うまくいかない原因は最初に予想したところにはないことって、よくあります。
それを確認するために、そのフレーズを音を変えずに(ひとつの音だけで)リズムをタンギングで演奏してもらいました。
タンギングは非常に明確にできています。
舌の動きの問題はほとんど無いことが確認できました。
指の動きとの関連でうまくいっていない、という推測はあっていそうです。
さて、ではフィンガリングを見てみましょう。
古楽器フルートはキイがほとんどなくて穴の数も少ないので、現代の楽器に比べて運指はまことに複雑で難しいのです。
細かく早く動かしたい。
扱いにくい指使いの連続、その条件下で最大限に俊敏に指を動かしたい。
そのために起きていたことは、
手や指のみに「早く!」という指令を送ったことにより、腕全体が固まることでした。
指を盛大に機敏に動かすには、手のひらや手首、そして肘も肩も全てが柔らかく動けること、
腕や手の、ほかの場所でやっている動きと連動して、腕全体の可動性が自由であることが大切です。

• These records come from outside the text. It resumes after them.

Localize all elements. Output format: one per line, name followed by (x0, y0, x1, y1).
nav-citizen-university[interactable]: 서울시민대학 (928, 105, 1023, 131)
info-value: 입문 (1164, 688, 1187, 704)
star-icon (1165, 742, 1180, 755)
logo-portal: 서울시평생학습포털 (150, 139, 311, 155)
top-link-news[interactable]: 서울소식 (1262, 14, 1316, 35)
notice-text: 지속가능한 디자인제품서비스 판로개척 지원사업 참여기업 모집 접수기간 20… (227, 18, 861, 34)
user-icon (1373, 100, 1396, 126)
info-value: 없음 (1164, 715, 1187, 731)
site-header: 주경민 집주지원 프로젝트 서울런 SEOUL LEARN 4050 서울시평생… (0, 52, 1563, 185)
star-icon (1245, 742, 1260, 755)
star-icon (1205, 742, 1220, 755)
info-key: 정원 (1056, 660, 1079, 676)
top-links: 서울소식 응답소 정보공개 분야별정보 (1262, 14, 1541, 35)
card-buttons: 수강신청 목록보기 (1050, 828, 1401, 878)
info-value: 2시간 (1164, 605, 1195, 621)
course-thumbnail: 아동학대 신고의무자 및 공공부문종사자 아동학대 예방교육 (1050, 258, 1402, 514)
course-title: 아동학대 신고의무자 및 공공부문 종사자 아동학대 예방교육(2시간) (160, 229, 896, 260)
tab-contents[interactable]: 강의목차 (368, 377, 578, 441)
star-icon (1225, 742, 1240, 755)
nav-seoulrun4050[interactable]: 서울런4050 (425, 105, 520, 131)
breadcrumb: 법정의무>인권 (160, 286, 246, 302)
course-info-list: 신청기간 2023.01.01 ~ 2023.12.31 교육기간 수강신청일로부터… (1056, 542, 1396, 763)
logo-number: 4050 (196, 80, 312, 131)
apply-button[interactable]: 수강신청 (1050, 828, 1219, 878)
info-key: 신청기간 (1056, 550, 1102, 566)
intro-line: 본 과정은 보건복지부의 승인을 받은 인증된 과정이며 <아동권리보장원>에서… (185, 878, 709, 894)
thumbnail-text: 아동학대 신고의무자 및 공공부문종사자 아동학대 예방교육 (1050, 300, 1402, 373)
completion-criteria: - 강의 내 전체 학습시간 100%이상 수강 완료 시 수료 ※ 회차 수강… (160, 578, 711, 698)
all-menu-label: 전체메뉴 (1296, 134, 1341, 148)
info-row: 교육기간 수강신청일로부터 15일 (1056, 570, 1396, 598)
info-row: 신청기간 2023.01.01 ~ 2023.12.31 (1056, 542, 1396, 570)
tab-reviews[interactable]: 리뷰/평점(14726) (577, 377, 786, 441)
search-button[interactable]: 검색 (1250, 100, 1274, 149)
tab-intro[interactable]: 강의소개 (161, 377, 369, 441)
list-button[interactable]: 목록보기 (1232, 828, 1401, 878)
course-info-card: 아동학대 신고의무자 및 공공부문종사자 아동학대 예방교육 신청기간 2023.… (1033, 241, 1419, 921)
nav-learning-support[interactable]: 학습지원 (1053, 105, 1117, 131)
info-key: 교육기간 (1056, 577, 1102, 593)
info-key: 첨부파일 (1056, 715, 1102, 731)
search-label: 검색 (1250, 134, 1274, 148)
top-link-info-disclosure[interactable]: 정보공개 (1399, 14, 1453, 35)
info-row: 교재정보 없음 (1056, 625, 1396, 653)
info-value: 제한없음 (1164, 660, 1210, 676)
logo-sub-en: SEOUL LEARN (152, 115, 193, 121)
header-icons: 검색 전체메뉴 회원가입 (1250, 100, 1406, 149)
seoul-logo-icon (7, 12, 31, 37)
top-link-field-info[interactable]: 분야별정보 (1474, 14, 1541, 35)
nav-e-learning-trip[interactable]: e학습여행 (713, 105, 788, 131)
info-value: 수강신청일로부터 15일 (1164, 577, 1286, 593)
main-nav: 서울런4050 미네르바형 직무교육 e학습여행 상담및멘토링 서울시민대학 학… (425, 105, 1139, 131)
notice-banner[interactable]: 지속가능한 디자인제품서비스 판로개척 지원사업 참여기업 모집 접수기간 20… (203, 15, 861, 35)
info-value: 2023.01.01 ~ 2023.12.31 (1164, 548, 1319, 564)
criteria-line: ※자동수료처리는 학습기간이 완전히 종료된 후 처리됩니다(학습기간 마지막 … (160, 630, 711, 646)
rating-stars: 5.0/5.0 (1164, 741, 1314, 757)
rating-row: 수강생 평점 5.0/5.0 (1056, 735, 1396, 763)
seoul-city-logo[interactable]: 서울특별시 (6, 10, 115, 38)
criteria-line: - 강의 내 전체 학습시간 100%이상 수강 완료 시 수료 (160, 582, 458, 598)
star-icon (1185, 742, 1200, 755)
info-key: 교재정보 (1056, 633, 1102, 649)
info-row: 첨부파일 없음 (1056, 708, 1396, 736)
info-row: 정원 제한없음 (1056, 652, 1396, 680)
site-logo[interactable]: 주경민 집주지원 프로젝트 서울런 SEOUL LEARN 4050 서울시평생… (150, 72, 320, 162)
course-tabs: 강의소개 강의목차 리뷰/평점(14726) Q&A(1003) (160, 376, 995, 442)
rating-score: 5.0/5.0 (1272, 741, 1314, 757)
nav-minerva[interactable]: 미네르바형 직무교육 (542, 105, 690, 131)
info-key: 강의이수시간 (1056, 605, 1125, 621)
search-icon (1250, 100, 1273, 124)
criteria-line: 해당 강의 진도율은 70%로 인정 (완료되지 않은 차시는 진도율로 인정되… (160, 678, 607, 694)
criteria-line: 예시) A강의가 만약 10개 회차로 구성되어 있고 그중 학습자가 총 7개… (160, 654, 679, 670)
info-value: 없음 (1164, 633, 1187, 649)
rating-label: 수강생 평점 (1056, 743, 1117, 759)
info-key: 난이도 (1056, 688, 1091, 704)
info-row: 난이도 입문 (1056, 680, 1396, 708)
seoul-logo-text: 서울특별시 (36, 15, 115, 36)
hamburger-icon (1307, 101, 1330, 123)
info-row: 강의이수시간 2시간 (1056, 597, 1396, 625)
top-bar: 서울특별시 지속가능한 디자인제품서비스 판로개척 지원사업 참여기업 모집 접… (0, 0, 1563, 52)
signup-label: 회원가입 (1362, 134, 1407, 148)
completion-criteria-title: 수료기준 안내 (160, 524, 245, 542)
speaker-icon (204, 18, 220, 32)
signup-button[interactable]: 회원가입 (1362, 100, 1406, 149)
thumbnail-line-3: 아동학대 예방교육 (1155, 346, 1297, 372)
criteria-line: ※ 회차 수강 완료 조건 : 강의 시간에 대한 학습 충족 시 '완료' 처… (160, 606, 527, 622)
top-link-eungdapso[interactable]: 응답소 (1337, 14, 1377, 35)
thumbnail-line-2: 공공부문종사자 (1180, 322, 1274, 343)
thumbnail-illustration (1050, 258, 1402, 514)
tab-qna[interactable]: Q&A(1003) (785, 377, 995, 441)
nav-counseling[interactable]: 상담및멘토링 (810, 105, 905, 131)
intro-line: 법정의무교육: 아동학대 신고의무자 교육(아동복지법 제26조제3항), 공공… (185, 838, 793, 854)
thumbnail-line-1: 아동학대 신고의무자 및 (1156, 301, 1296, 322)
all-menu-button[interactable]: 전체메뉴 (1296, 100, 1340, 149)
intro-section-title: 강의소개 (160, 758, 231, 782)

再度、頭脊椎のことを思い出してもらい、腕全体の自由さを意識して吹いてもらいました。
すると、最初に吹いた時よりも手や楽器のバタつきが格段に収まるとともに、タンギングは全く問題なく細かいパッセージを刻んでいました。
このレッスン前と後の演奏の違いを見ることも大きな学びです。
授業に参加していた他のトレーニーさんたちは、動きに関する理解が変わると、動きが変わり、演奏も変わる現場を目の当たりにします。
このような事例を多く見ることは、そのまま教える時にも必ず役にたちますね。
そんなプロコース授業のひとコマでした。